The psychologists teach us that a man’s ‘self’ is a larger thing than the ‘me’ which, we might say, a child has in view when it puts out a hand to get a sweetmeat for itself. As Professor W. James says, ‘The old saying that the human person is composed of three parts—soul, body, and clothes—is more than a joke’; and he goes on to include in that self the man’s immediate family, his home, the property he has collected.[71] And then we think of Aristotle’s definition of man as a ‘political’ or social animal—the social self with its wider or narrower reach—for ‘properly speaking a man has as many social selves as there are individuals who recognise him.’
(i) All this has an important bearing on the subject of health and disease. We are all influenced by our environment for better or worse. The material and visible conditions of life, our home, our friends and associates, our country, our daily occupations, contribute to make us what we are. Life is defined by Herbert Spencer as ‘the continuous adjustment of internal relations.’ It may be difficult or even impossible to attain to the stable equilibrium of perfect goodness, perfect health, perfect happiness; and, in fact, neither science nor religion encourage us to expect such a consummation within the limits of this earthly existence.

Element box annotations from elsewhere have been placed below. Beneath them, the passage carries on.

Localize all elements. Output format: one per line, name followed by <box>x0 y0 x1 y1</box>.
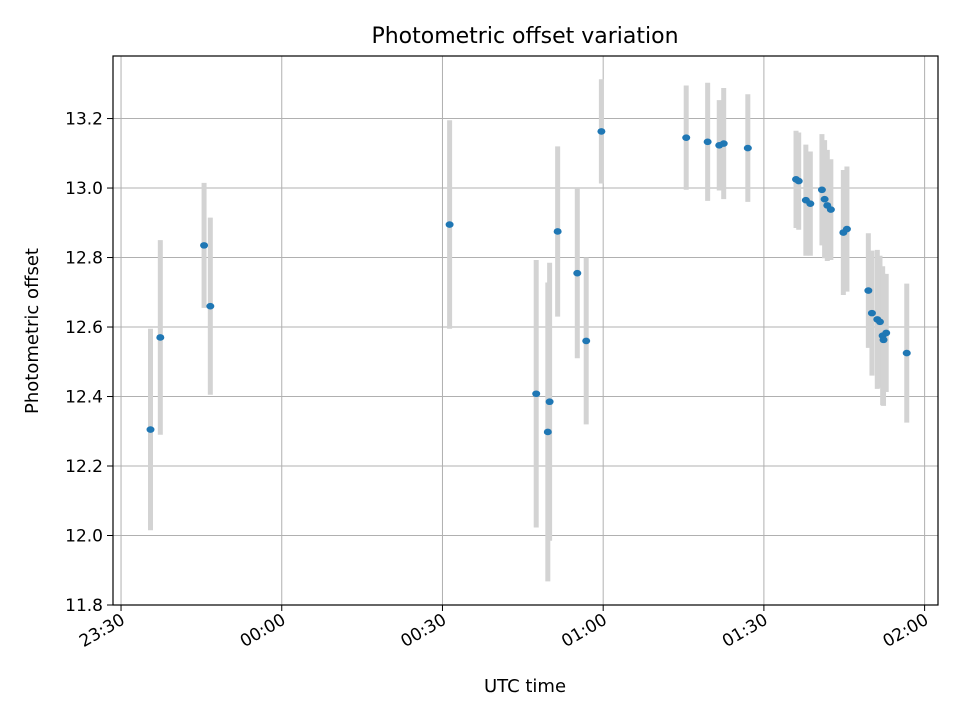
data-point <box>445 221 454 228</box>
y-tick-label: 13.2 <box>65 110 103 130</box>
x-tick-label: 23:30 <box>76 610 128 652</box>
data-point <box>794 177 803 185</box>
data-point <box>864 287 873 294</box>
data-point <box>545 398 554 406</box>
data-point <box>156 334 165 341</box>
x-tick-label: 00:00 <box>237 610 289 652</box>
y-axis-label: Photometric offset <box>22 248 43 414</box>
data-point <box>573 269 582 277</box>
x-tick-label: 01:00 <box>558 610 610 652</box>
data-point <box>820 195 829 203</box>
data-points <box>146 128 911 436</box>
data-point <box>842 225 851 233</box>
data-point <box>682 134 691 141</box>
data-point <box>867 309 876 317</box>
y-tick-label: 12.8 <box>65 249 103 269</box>
data-point <box>817 186 826 194</box>
data-point <box>200 242 209 249</box>
data-point <box>875 318 884 326</box>
data-point <box>582 337 591 345</box>
data-point <box>882 329 891 337</box>
data-point <box>703 138 712 146</box>
data-point <box>719 140 728 147</box>
x-tick-label: 00:30 <box>398 610 450 652</box>
chart-title: Photometric offset variation <box>371 24 678 49</box>
plot-frame <box>112 55 939 606</box>
grid <box>113 56 938 606</box>
data-point <box>902 349 911 357</box>
x-tick-label: 02:00 <box>880 610 932 652</box>
y-tick-label: 13.0 <box>65 179 103 199</box>
data-point <box>146 426 155 433</box>
y-tick-label: 12.6 <box>65 318 103 338</box>
data-point <box>806 200 815 207</box>
data-point <box>553 228 562 235</box>
y-axis: 11.8 12.0 12.2 12.4 12.6 12.8 13.0 13.2 <box>65 110 113 616</box>
error-bars <box>148 79 910 582</box>
data-point <box>532 390 541 398</box>
data-point <box>743 144 752 152</box>
x-axis-label: UTC time <box>484 676 566 697</box>
y-tick-label: 12.2 <box>65 457 103 477</box>
data-point <box>543 428 552 436</box>
y-tick-label: 12.0 <box>65 527 103 547</box>
data-point <box>206 302 215 310</box>
y-tick-label: 12.4 <box>65 388 103 408</box>
x-axis: 23:30 00:00 00:30 01:00 01:30 02:00 <box>76 605 932 652</box>
data-point <box>597 128 606 135</box>
data-point <box>879 336 888 344</box>
data-point <box>826 206 835 213</box>
y-tick-label: 11.8 <box>65 596 103 616</box>
x-tick-label: 01:30 <box>719 610 771 652</box>
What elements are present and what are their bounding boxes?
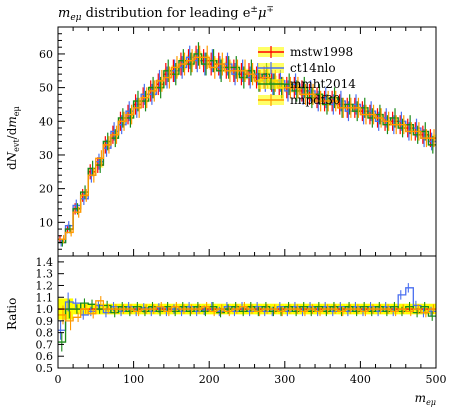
y-tick-label: 30 <box>39 149 53 162</box>
y-tick-label: 20 <box>39 183 53 196</box>
y-tick-label: 60 <box>39 48 53 61</box>
ratio-y-tick-label: 0.9 <box>36 315 54 328</box>
x-tick-label: 100 <box>123 373 144 386</box>
ratio-y-tick-label: 1.3 <box>36 268 54 281</box>
series-line-nnpdf30 <box>58 56 436 240</box>
main-frame <box>57 26 437 257</box>
ratio-x-axis: 0 100 200 300 400 500 <box>55 361 447 386</box>
main-uncertainty-bands <box>58 51 436 240</box>
series-line-mmht2014 <box>58 53 436 244</box>
y-tick-label: 50 <box>39 82 53 95</box>
ratio-line-nnpdf30 <box>58 300 436 322</box>
legend-label-nnpdf30: nnpdf30 <box>290 93 341 107</box>
ratio-series-group <box>58 283 436 352</box>
y-tick-label: 40 <box>39 115 53 128</box>
main-y-axis: 10 20 30 40 50 60 <box>39 33 65 250</box>
plot-title: meμ distribution for leading e±μ∓ <box>58 5 274 23</box>
series-line-mstw1998 <box>58 56 436 240</box>
ratio-y-tick-label: 0.8 <box>36 327 54 340</box>
ratio-y-tick-label: 0.6 <box>36 350 54 363</box>
main-series-group <box>58 42 436 247</box>
ratio-y-tick-label: 1.4 <box>36 256 54 269</box>
x-tick-label: 200 <box>199 373 220 386</box>
x-tick-label: 400 <box>350 373 371 386</box>
main-x-axis <box>57 27 437 256</box>
ratio-y-axis: 0.50.60.70.80.91.01.11.21.31.4 <box>36 256 64 375</box>
legend-label-mmht2014: mmht2014 <box>290 77 356 91</box>
ratio-y-tick-label: 1.0 <box>36 303 54 316</box>
ratio-y-tick-label: 0.5 <box>36 362 54 375</box>
legend-label-mstw1998: mstw1998 <box>290 45 353 59</box>
series-line-ct14nlo <box>58 56 436 244</box>
x-tick-label: 0 <box>55 373 62 386</box>
ratio-ylabel: Ratio <box>5 298 19 330</box>
ratio-frame <box>57 255 437 369</box>
ratio-y-tick-label: 0.7 <box>36 338 54 351</box>
main-panel: 10 20 30 40 50 60 dNevt/dmeμ <box>5 26 437 257</box>
main-ylabel: dNevt/dmeμ <box>5 106 21 170</box>
legend: mstw1998 ct14nlo mmht2014 nnpdf30 <box>258 45 356 107</box>
y-tick-label: 10 <box>39 216 53 229</box>
ratio-y-tick-label: 1.2 <box>36 279 54 292</box>
x-tick-label: 500 <box>426 373 447 386</box>
ratio-y-tick-label: 1.1 <box>36 291 54 304</box>
ratio-series-nnpdf30 <box>58 296 436 331</box>
legend-label-ct14nlo: ct14nlo <box>290 61 336 75</box>
ratio-xlabel: meμ <box>415 391 436 407</box>
ratio-panel: 0.50.60.70.80.91.01.11.21.31.4 0 100 200 30… <box>5 255 447 407</box>
x-tick-label: 300 <box>274 373 295 386</box>
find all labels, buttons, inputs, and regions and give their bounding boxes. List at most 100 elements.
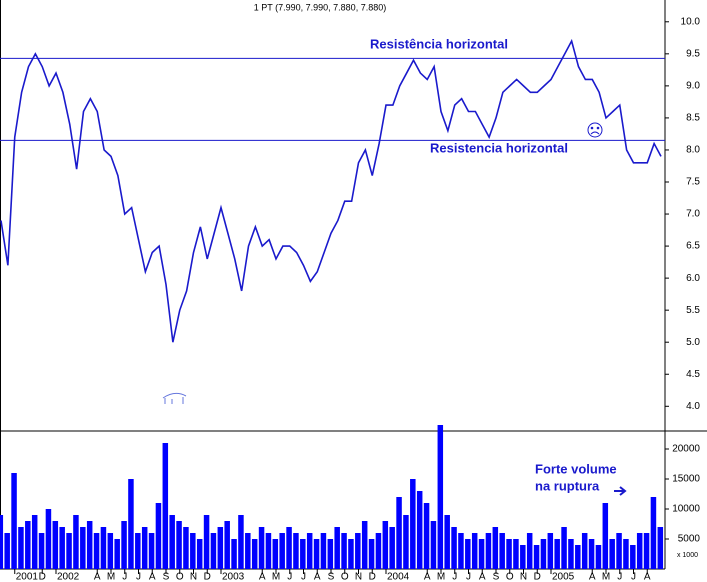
- volume-bar: [471, 533, 478, 569]
- y-tick-label: 6.0: [686, 273, 700, 284]
- x-tick-label: A: [479, 572, 486, 582]
- volume-bar: [602, 503, 609, 569]
- volume-bar: [451, 527, 457, 569]
- volume-bar: [11, 473, 17, 569]
- volume-bar: [581, 533, 588, 569]
- volume-bar: [334, 527, 340, 569]
- volume-bar: [155, 503, 162, 569]
- volume-bar: [355, 533, 361, 569]
- arrow: [614, 486, 627, 496]
- x-tick-label: J: [466, 572, 471, 582]
- volume-bar: [293, 533, 299, 569]
- volume-bar: [196, 539, 203, 569]
- volume-bar: [492, 527, 499, 569]
- x-tick-label: S: [328, 572, 335, 582]
- chart-title: 1 PT (7.990, 7.990, 7.880, 7.880): [254, 2, 386, 12]
- volume-bar: [410, 479, 416, 569]
- volume-bar: [286, 527, 292, 569]
- x-tick-label: J: [631, 572, 636, 582]
- volume-bar: [430, 521, 437, 569]
- y-tick-label: 8.5: [686, 113, 700, 124]
- y-tick-label: 9.5: [686, 48, 700, 59]
- volume-bar: [575, 545, 581, 569]
- volume-bar: [465, 539, 471, 569]
- volume-bar: [526, 533, 533, 569]
- volume-bar: [547, 533, 554, 569]
- volume-bar: [313, 539, 320, 569]
- volume-bar: [389, 527, 395, 569]
- annotation: na ruptura: [535, 478, 600, 493]
- x-tick-label: 2001: [16, 572, 39, 582]
- volume-bar: [636, 533, 643, 569]
- volume-bar: [38, 533, 45, 569]
- volume-bar: [375, 533, 382, 569]
- volume-bar: [265, 533, 272, 569]
- volume-bar: [107, 533, 114, 569]
- volume-bar: [251, 539, 258, 569]
- x-tick-label: D: [369, 572, 376, 582]
- volume-bar: [135, 533, 141, 569]
- y-tick-label: 15000: [672, 474, 700, 485]
- volume-bar: [561, 527, 567, 569]
- x-tick-label: M: [437, 572, 445, 582]
- volume-bar: [114, 539, 120, 569]
- volume-bar: [258, 527, 265, 569]
- volume-bar: [300, 539, 306, 569]
- volume-bar: [506, 539, 512, 569]
- x-tick-label: D: [39, 572, 46, 582]
- volume-bar: [623, 539, 629, 569]
- volume-bar: [368, 539, 375, 569]
- volume-bar: [217, 527, 224, 569]
- volume-bar: [437, 425, 444, 569]
- x-tick-label: J: [136, 572, 141, 582]
- y-tick-label: 20000: [672, 444, 700, 455]
- y-tick-label: 5000: [678, 534, 701, 545]
- x-tick-label: A: [94, 572, 101, 582]
- x-tick-label: M: [602, 572, 610, 582]
- price-line: [0, 38, 662, 343]
- volume-bar: [478, 539, 485, 569]
- volume-bar: [25, 521, 31, 569]
- volume-bar: [162, 443, 169, 569]
- volume-bar: [423, 503, 430, 569]
- volume-bar: [382, 521, 389, 569]
- x-tick-label: 2004: [387, 572, 410, 582]
- volume-bar: [245, 533, 251, 569]
- volume-bar: [650, 497, 657, 569]
- volume-bar: [485, 533, 492, 569]
- x-tick-label: A: [149, 572, 156, 582]
- x-tick-label: 2005: [552, 572, 575, 582]
- unit-label: x 1000: [677, 552, 698, 559]
- y-tick-label: 10000: [672, 504, 700, 515]
- volume-bar: [444, 515, 450, 569]
- volume-bar: [499, 533, 505, 569]
- volume-bar: [630, 545, 636, 569]
- volume-bar: [59, 527, 65, 569]
- x-tick-label: J: [617, 572, 622, 582]
- volume-bar: [183, 527, 189, 569]
- volume-bar: [66, 533, 72, 569]
- y-tick-label: 9.0: [686, 81, 700, 92]
- y-tick-label: 8.0: [686, 145, 700, 156]
- x-tick-label: N: [520, 572, 527, 582]
- volume-bar: [279, 533, 285, 569]
- y-tick-label: 6.5: [686, 241, 700, 252]
- x-tick-label: 2002: [57, 572, 80, 582]
- volume-bar: [595, 545, 602, 569]
- x-tick-label: J: [287, 572, 292, 582]
- volume-bar: [224, 521, 230, 569]
- x-tick-label: O: [506, 572, 514, 582]
- volume-bar: [190, 533, 196, 569]
- volume-bar: [4, 533, 10, 569]
- y-tick-label: 4.0: [686, 401, 700, 412]
- y-tick-label: 7.0: [686, 209, 700, 220]
- volume-bar: [609, 539, 615, 569]
- x-tick-label: D: [204, 572, 211, 582]
- volume-bar: [361, 521, 368, 569]
- x-tick-label: S: [493, 572, 500, 582]
- y-tick-label: 7.5: [686, 177, 700, 188]
- volume-bar: [540, 539, 547, 569]
- x-tick-label: M: [107, 572, 115, 582]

But there may be a ‘continuous adjustment’; and it must be the practical aim alike of religion and of science to mould the individual by the environment which will best harmonise his personal good with the good of the whole. We have to elevate the conditions of human existence. The individual has not only to adapt himself to his environment, in the temper of laisser faire, but to adapt it to the satisfaction of his highest good. ‘Great religious consciences have taken their post, confronting society, as representing in themselves truth and right, because behind them was God, while behind existing societies there is only man, nature, and circumstances. Far from consenting to identify himself with the social conscience, the religious conscience disposes man to oppose the rights of God to those of Cæsar, the dignity of the human person to public constraint.’[72] In the language of religion, ‘No man hath seen God at any time: if we love one another, God dwelleth in us, and His love is perfected in us.’ That is the ideal of the Christian Society, the Body of Christ, actuated by the great principles of faith, hope, and love. And much might have been said of the duty of a Christian State to secure to all its members the elementary conditions of a healthy, useful citizenship. Most of our disease is a disgrace to our Christian civilisation, because it is preventable. The ancient poet rightly associates the spectres of Care, Hunger, and Fear with the grim forms of Disease at the portals of his Inferno:
Vestibulum ante ipsum primisque in faucibus Orci
Luctus et ultrices posuere cubilia Curae:
Pallentis qua habitant Morbi, tristisque Senectus,
Et Metus et malesuada Fames, ac turpis Egestas.[73]